Magnetic and magnetotransport properties of 3D interconnected NiCo/Cu and Co/Cu multilayered nanowire networks

Magnetic nanowires present a new field of research. Nanowire networks are studied because of their interesting properties and great potential in numerous applications including data storage, high frequency devices, microwave absorption, resistive switching memories, as well as catalyser, medical devices and batteries. More and more fabrication techniques are developed, always looking to improve their properties. Electrodeposition appears to be an elegant, versatile and cheap method to create nanowire networks. It allows for measurements in the current perpendicular to plane geometry thanks to a template made of a porous polycarbonate membrane. Multilayered crossed nanowire networks show interesting giant magnetoresistance properties. To study these properties, it is necessary to observe the magnetic behaviour first. In the case of nanowires, this behaviour is mainly governed by shape anisotropy and dipolar interactions. These properties are present both at individual nanowire level and at network level. As a consequence, the characterisation of the individual and global properties of the networks is of utmost importance to understand the behaviour correctly before producing new devices. This master thesis is the continuity of a previous work studying Nickel-Cobalt/Copper multilayered crossed nanowires. Very high giant magnetoresistance values were obtained, but those could not be reproduced reliably. The samples presented in this work show stable and reproducible results but with slightly reduced GMR values. The electrodeposition uses electrolytes with lower concentrations of materials than in the previous work. These electrolytes were elaborated to enable homogeneous depositions without blocking the templates' pores. The results are satisfying, as good GMR results are obtained with low sample-to-sample variability.
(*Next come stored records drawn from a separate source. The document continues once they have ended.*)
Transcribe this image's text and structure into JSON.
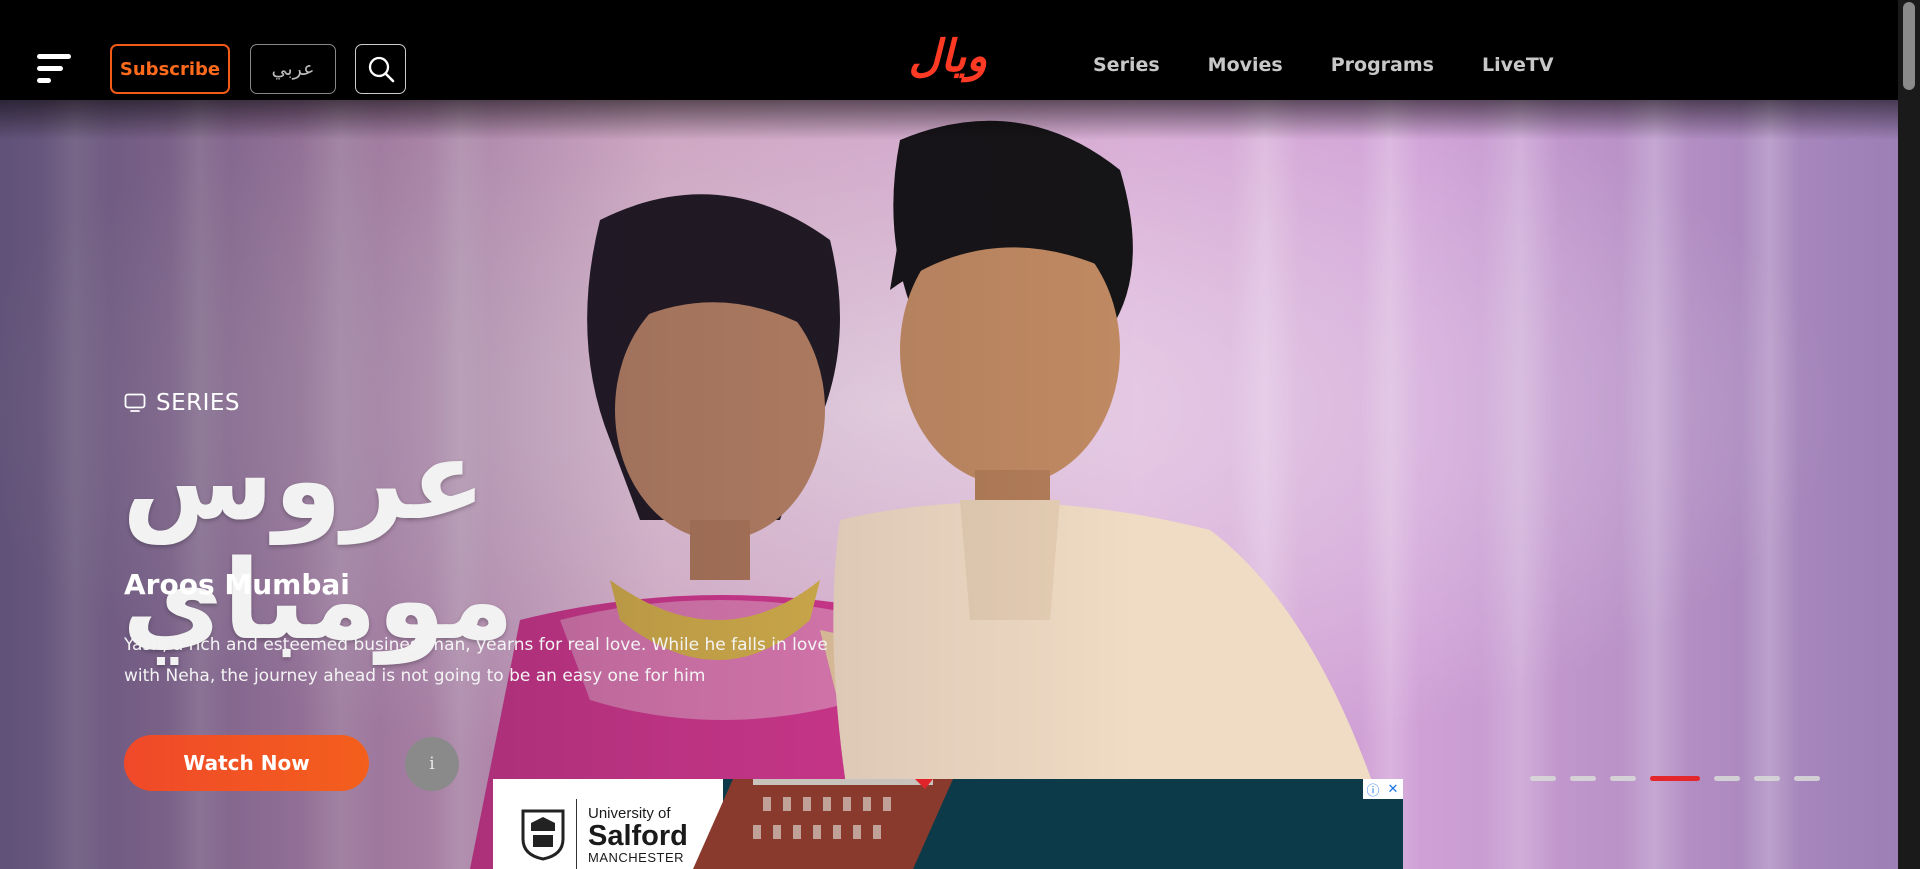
{
  "header": {
    "menu_icon": "hamburger-menu-icon",
    "subscribe_label": "Subscribe",
    "language_label": "عربي",
    "search_icon": "search-icon",
    "logo_text": "ويال",
    "nav": [
      {
        "label": "Series"
      },
      {
        "label": "Movies"
      },
      {
        "label": "Programs"
      },
      {
        "label": "LiveTV"
      }
    ]
  },
  "hero": {
    "type_icon": "tv-icon",
    "type_label": "SERIES",
    "title_ar": "عروس مومباي",
    "title_en": "Aroos Mumbai",
    "description": "Yash, a rich and esteemed businessman, yearns for real love. While he falls in love with Neha, the journey ahead is not going to be an easy one for him",
    "watch_label": "Watch Now",
    "info_label": "i",
    "carousel": {
      "count": 7,
      "active_index": 3
    }
  },
  "ad": {
    "line1": "University of",
    "line2": "Salford",
    "line3": "MANCHESTER",
    "adchoices_icon": "adchoices-icon",
    "close_icon": "close-icon"
  },
  "colors": {
    "accent": "#f25a16",
    "logo": "#ff3a24",
    "active_dot": "#e3272b",
    "ad_bg": "#0c3a48"
  }
}
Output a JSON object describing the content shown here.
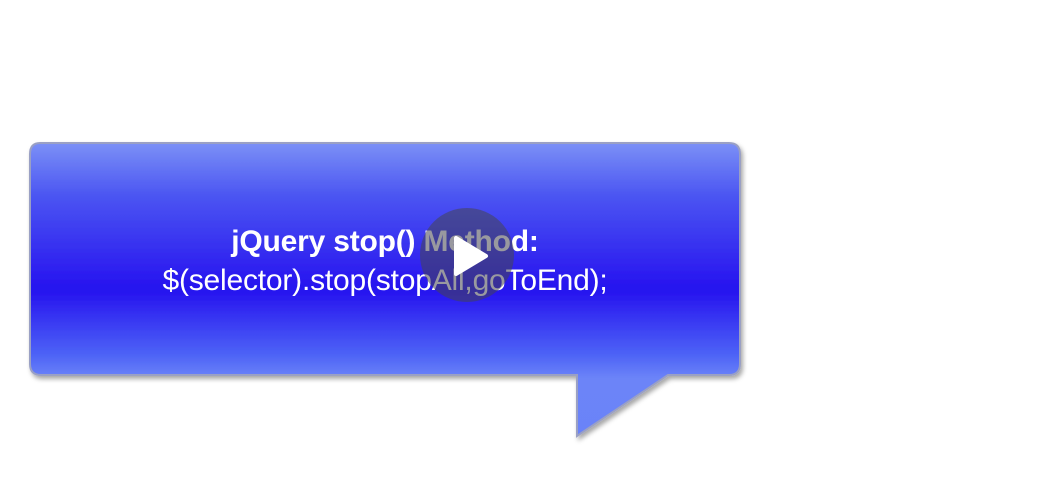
{
  "slide": {
    "title": "jQuery stop() Method:",
    "syntax": "$(selector).stop(stopAll,goToEnd);"
  },
  "player": {
    "play_icon": "play-icon"
  },
  "colors": {
    "bubble_top": "#6f86f7",
    "bubble_mid": "#2a18ef",
    "bubble_bottom": "#6b83f8",
    "bubble_border": "#8a8fb0",
    "text": "#ffffff"
  }
}
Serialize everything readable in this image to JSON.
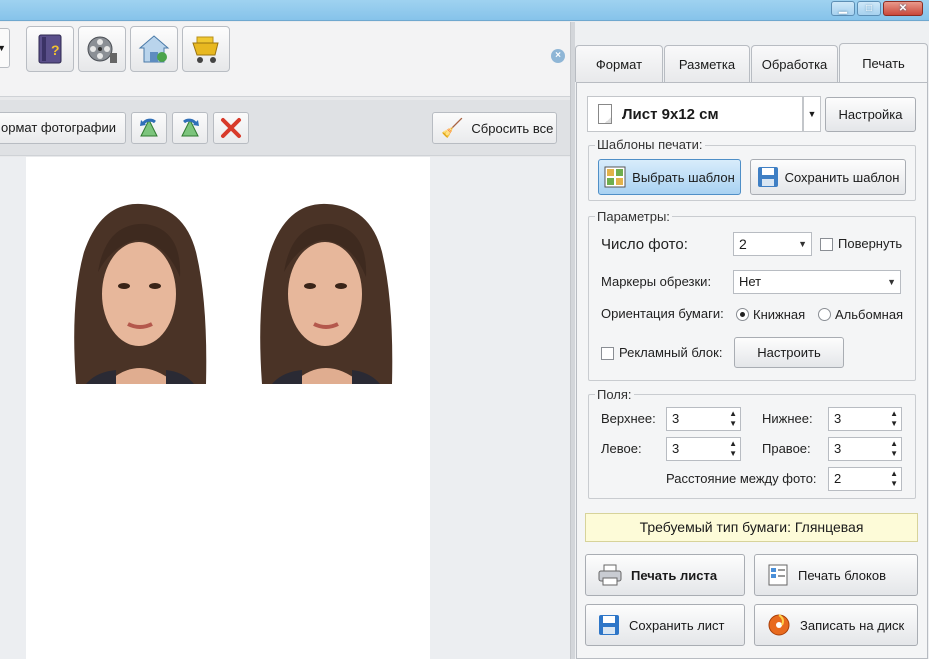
{
  "window": {
    "minimize": "▁",
    "maximize": "□",
    "close": "✕"
  },
  "toolbar": {
    "dropdown_arrow": "▼",
    "icons": [
      "help-book-icon",
      "film-reel-icon",
      "home-icon",
      "shopping-cart-icon"
    ],
    "format_button": "ормат фотографии",
    "reset_button": "Сбросить все"
  },
  "tabs": [
    {
      "label": "Формат",
      "active": false
    },
    {
      "label": "Разметка",
      "active": false
    },
    {
      "label": "Обработка",
      "active": false
    },
    {
      "label": "Печать",
      "active": true
    }
  ],
  "print": {
    "sheet_size": "Лист 9x12 см",
    "settings_button": "Настройка",
    "templates_group": "Шаблоны печати:",
    "choose_template": "Выбрать шаблон",
    "save_template": "Сохранить шаблон",
    "params_group": "Параметры:",
    "photo_count_label": "Число фото:",
    "photo_count_value": "2",
    "rotate_label": "Повернуть",
    "crop_markers_label": "Маркеры обрезки:",
    "crop_markers_value": "Нет",
    "orientation_label": "Ориентация бумаги:",
    "portrait_label": "Книжная",
    "landscape_label": "Альбомная",
    "orientation_selected": "portrait",
    "ad_block_label": "Рекламный блок:",
    "configure_button": "Настроить",
    "fields_group": "Поля:",
    "top_label": "Верхнее:",
    "top_value": "3",
    "bottom_label": "Нижнее:",
    "bottom_value": "3",
    "left_label": "Левое:",
    "left_value": "3",
    "right_label": "Правое:",
    "right_value": "3",
    "spacing_label": "Расстояние между фото:",
    "spacing_value": "2",
    "paper_type": "Требуемый тип бумаги: Глянцевая",
    "print_sheet": "Печать листа",
    "print_blocks": "Печать блоков",
    "save_sheet": "Сохранить лист",
    "burn_disc": "Записать на диск"
  }
}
The multilayered crossed nanowires are made of ferromagnetic layers composed of Cobalt or Cobalt-Nickel alloys, and non-magnetic layers composed of Copper. The composition of the ferromagnetic layers is analysed with a scanning electron microscope. Two types of templates are used, with different porosities and nanowire diameters. For the higher porosity template, Cobalt appears to be better suited. For the lower porosity template, the Nickel-Cobalt alloy delivers higher giant magnetoresistance values - and even more so at low temperature.